Two NCAA Tournament appearances in the first two seasons of college basketball is special. Making those two appearances with the hometown team is even better.

Colorado sophomore point guard Kindyll Wetta graduated from Valor Christian High School in 2021 and came to a CU team that hadn’t been to The Dance in a while. On Saturday, she and the Buffaloes will make their second straight tourney appearance when they face Middle Tennessee in Durham, N.C. (5 p.m. MT, ESPNews).

“That’s why I chose to come to Colorado,” Wetta said. “I wanted to stay home and make an impact in my state and be a part of something like this. It really couldn’t have gone better.”

Wetta verbally committed to CU in the summer of 2019 after her sophomore year at Valor and after a 12-18 season by the Buffs. It was the fourth losing season in five years for CU.

The next season, 2019-20, the Buffs went 16-14 and were expecting a WNIT bid before the COVID-19 pandemic shut down the postseason. When Wetta was a high school senior in 2021, the Buffs went 12-11 and reached the WNIT quarterfinals.

Wetta has been a key part of CU taking the next step over the past two years.

“When I committed here my sophomore year, I couldn’t have imagined anything better than getting to go two times in a row. So yeah, it’s amazing,” she said. “I feel like my freshman year, everything just kind of really fell into place and that’s why we were the kind of team we were. And, obviously it carried over into this year.
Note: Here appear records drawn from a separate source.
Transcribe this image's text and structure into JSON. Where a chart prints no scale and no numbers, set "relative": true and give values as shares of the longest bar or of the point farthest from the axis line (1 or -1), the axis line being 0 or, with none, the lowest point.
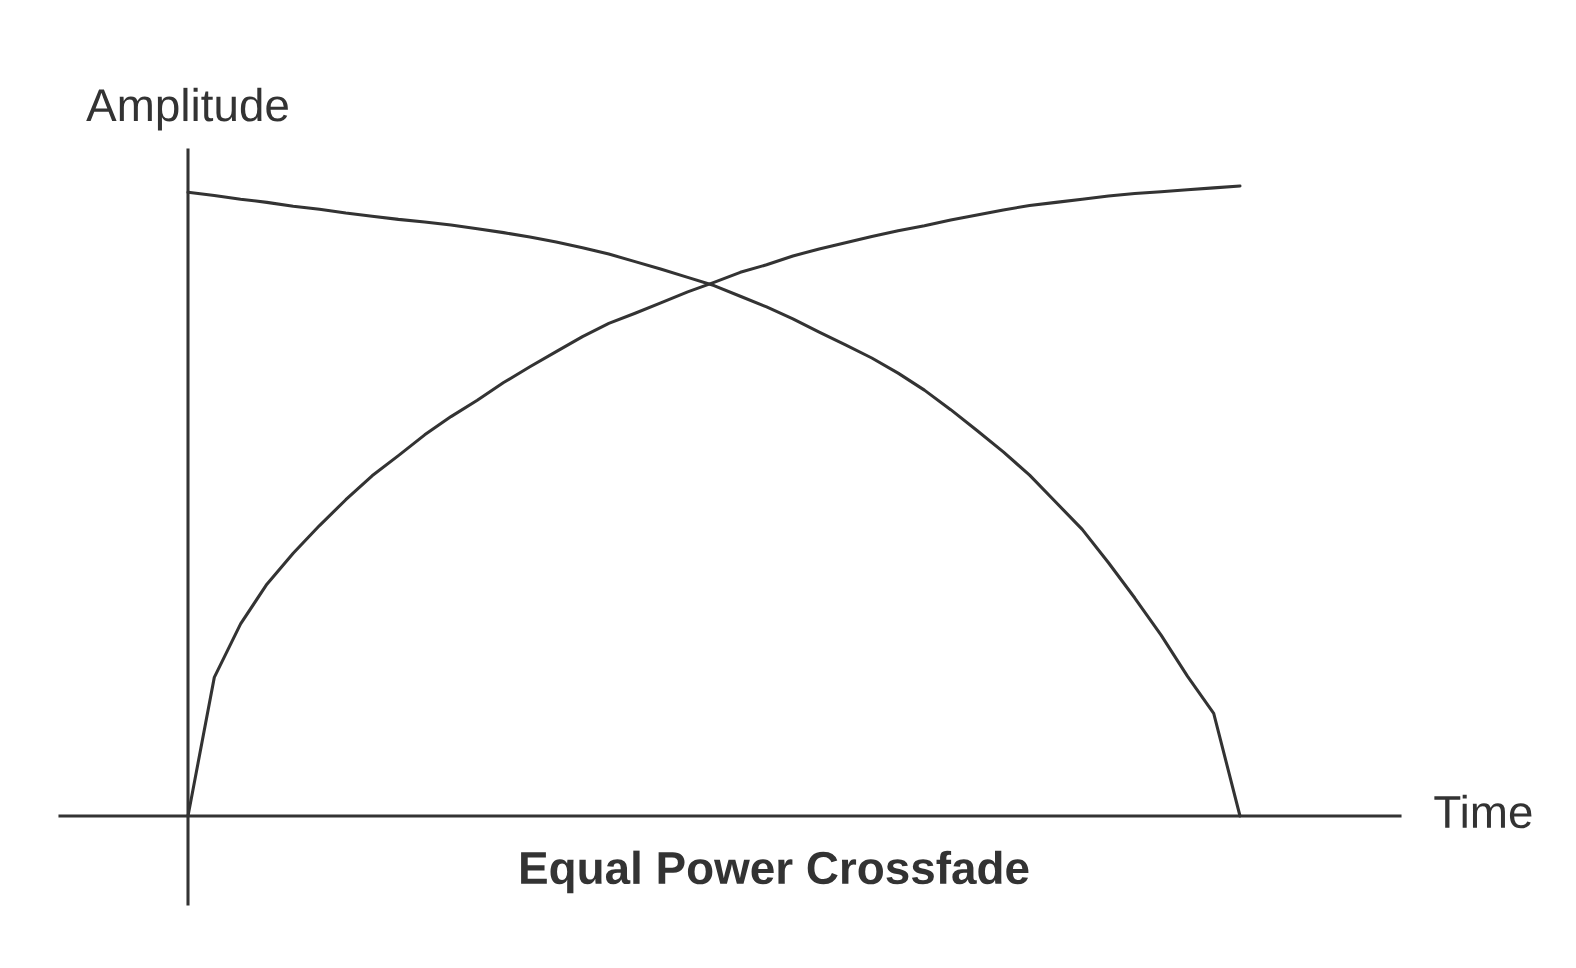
{
  "chart_data": {
    "type": "line",
    "title": "Equal Power Crossfade",
    "xlabel": "Time",
    "ylabel": "Amplitude",
    "relative": true,
    "tick_labels": false,
    "categories": [
      null,
      null,
      null,
      null,
      null,
      null,
      null,
      null,
      null,
      null,
      null,
      null,
      null,
      null,
      null,
      null,
      null,
      null,
      null,
      null,
      null,
      null,
      null,
      null,
      null,
      null,
      null,
      null,
      null,
      null,
      null,
      null,
      null,
      null,
      null,
      null,
      null,
      null,
      null,
      null,
      null
    ],
    "series": [
      {
        "color": "#333333",
        "values": [
          0.99,
          0.985,
          0.979,
          0.974,
          0.968,
          0.963,
          0.957,
          0.952,
          0.947,
          0.943,
          0.938,
          0.932,
          0.926,
          0.919,
          0.911,
          0.902,
          0.892,
          0.88,
          0.868,
          0.855,
          0.842,
          0.825,
          0.808,
          0.789,
          0.768,
          0.748,
          0.727,
          0.703,
          0.676,
          0.645,
          0.612,
          0.578,
          0.541,
          0.498,
          0.455,
          0.402,
          0.346,
          0.287,
          0.222,
          0.163,
          0
        ]
      },
      {
        "color": "#333333",
        "values": [
          0,
          0.22,
          0.305,
          0.368,
          0.417,
          0.461,
          0.502,
          0.54,
          0.572,
          0.605,
          0.634,
          0.66,
          0.688,
          0.713,
          0.737,
          0.761,
          0.782,
          0.798,
          0.815,
          0.832,
          0.847,
          0.863,
          0.875,
          0.889,
          0.9,
          0.91,
          0.92,
          0.929,
          0.937,
          0.946,
          0.954,
          0.962,
          0.969,
          0.974,
          0.979,
          0.984,
          0.988,
          0.991,
          0.994,
          0.997,
          1
        ]
      }
    ]
  }
}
“I don’t know that I really had an expectation that we were going into the NCAA tournament (both years), but that’s ultimately why I chose to come here is because I wanted to be a part of a program that was up and coming.”

Over the years, Wetta has watched several other top players from Colorado go elsewhere, including around the Pac-12. Conference powerhouse Stanford currently has three former Colorado stars and Oregon State’s Raegan Beers, the Pac-12 freshman of the year and sixth player of the year, was a high school teammate of Wetta.

Wetta is hoping CU’s rise will lead to more of the state’s top players to consider the Buffs.

“People that were a grade above me and my grade literally all went to Stanford, or elsewhere,” she said. “Now, that this is the program that it is (growing), you’re kind of starting to see a little bit of shift in upcoming recruits and where their minds are at and so I think that’s awesome.”